Two days before I was supposed to go on a trip to Punta Cana with my best friends, I went low and became unconscious. I woke up in the hospital to my family practically canceling my trip for me. I would not let diabetes take this once-in-a-lifetime experience from me. I packed a bag of insulin coolers, sweets, glucose tabs, etc. Then immediately found the resort juice bar in case of a low, took some of the incredible fresh fruits they offered at each meal to the beach with me. I got to swim, snorkel, parasail, and fell in love with kayaking on that trip. But the best part was the memories I made with my two best friends. I was scared that day in the hospital, scared of having an emergency in a foreign country- but I packed and prepared for ever possible scenario, and my friends spent the plane ride learned how to use my Glucagon needle (thankfully it wasn’t needed). I knew I could get through this trip safely – I learned a lot about how to keep myself safe and persevered.
My Health Details
- Type of Diabetes:Type 1
- Low blood sugar instances per week:4-5 Instances
- Daily number of times checking blood sugar:7+ times/day
- Managing Diabetes with:Insulin Pump
- What age were you diagnosed with diabetes?16+
- How long does it typically take you to come up when you are low?Under 1 hour
Do you have a diabetic hero that you look up to? If so, who and why?

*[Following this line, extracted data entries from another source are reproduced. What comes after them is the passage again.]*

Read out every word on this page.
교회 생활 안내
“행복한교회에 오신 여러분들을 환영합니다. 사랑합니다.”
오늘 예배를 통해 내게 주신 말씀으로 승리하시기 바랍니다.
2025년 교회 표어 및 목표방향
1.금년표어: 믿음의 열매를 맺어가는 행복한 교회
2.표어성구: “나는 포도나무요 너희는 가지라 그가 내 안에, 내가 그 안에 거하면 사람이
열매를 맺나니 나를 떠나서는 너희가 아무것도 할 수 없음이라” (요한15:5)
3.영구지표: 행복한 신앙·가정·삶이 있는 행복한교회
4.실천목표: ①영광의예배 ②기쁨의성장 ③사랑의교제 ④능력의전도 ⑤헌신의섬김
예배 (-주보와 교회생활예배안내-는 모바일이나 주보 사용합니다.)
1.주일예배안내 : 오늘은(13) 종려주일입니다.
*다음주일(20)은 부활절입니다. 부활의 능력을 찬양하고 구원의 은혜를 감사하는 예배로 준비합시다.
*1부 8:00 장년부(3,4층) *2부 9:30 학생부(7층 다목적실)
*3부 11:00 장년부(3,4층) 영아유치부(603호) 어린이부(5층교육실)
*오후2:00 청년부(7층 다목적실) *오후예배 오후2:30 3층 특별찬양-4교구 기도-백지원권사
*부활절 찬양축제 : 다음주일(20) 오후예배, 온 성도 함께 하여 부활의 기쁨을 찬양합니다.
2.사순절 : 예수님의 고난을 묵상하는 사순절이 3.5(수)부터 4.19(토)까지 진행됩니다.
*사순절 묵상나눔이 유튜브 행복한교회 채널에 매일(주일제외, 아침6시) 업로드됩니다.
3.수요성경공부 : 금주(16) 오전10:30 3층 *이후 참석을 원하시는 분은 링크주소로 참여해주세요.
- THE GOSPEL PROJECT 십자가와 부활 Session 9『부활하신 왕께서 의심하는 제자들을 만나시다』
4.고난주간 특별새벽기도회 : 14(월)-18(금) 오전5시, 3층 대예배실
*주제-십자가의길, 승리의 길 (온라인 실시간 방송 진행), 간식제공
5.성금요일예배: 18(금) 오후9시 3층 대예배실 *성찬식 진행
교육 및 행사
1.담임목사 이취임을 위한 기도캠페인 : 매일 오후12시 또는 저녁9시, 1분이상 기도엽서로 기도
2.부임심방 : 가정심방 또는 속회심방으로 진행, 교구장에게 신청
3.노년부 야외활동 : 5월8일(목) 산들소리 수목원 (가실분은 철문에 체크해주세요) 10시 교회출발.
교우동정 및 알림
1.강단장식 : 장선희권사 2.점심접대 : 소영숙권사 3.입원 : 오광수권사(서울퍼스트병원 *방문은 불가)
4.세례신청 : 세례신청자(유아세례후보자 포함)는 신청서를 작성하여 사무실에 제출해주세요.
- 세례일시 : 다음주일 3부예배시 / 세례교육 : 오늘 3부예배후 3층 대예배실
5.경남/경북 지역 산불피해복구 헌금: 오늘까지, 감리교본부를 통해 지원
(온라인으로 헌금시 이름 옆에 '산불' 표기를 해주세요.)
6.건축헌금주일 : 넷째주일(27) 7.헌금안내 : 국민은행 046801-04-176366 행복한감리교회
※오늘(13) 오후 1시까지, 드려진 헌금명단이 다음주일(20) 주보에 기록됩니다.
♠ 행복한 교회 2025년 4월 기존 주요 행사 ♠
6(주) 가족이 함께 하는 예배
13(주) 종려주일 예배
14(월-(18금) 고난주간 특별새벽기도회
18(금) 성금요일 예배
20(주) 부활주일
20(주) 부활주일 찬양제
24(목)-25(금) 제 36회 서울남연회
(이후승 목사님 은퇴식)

My 7 year old niece, Lily. She was diagnosed with Type 1 this past summer. In the 7 or so months that she’s had it, she has learned so much. She listens to her body so well. She’ll know a low is coming before we see it on the Dexcom, and she knows what foods help her get back to her target number. She’s tougher, braver, and smarter than I’ll ever be. She asks me questions about my experiences, asks about the pump (she’s not on one yet) and she could not make me, or any of us who love her, any more proud.
What is your biggest challenge with diabetes?
Having to ask others for help. I’ve had lows at work where I’ve had to ask my coworkers for help. I hate it. I don’t like being a nuisance. And I know they don’t see it that way – it’s entirely in my head – and are happy to help, but it just doesn’t sit well with me. I don’t want to ask someone to get me my juice from the fridge, or to hand them my Baqsimi and explain, “OK, if – IF – I pass out, this is what you do.” Some people panic every time my pump beeps, most calmly pay attention and let me tell them when I’m in trouble. And I appreciate it all. But it’s so counterintuitive for me. I’ve got this voice in my head saying “don’t be a bother,” and I have to work very hard to not listen to that.
What have you learned from your experiences with diabetes?
I’ve learned that medicine is an incredible, incredible thing. Where research is and what products are available now, as opposed to ten, twenty, thirty years ago is nothing short of miraculous. I know there will be many more advances in my lifetime, and especially in my niece’s.
I’ve learned that I’m incredibly lucky to have good insurance. Insulin is way more expensive than it should be. I’ve always known that. But it’s not just insulin. It’s the CGM, the lancets, the strips, the pen needles, the pumps, the infusion sets. There are way too many diabetics in this country who have no insurance or who’s insurance doesn’t pay as much as mine. People who take less insulin than they should because they have to make each vial last. This should not be the case.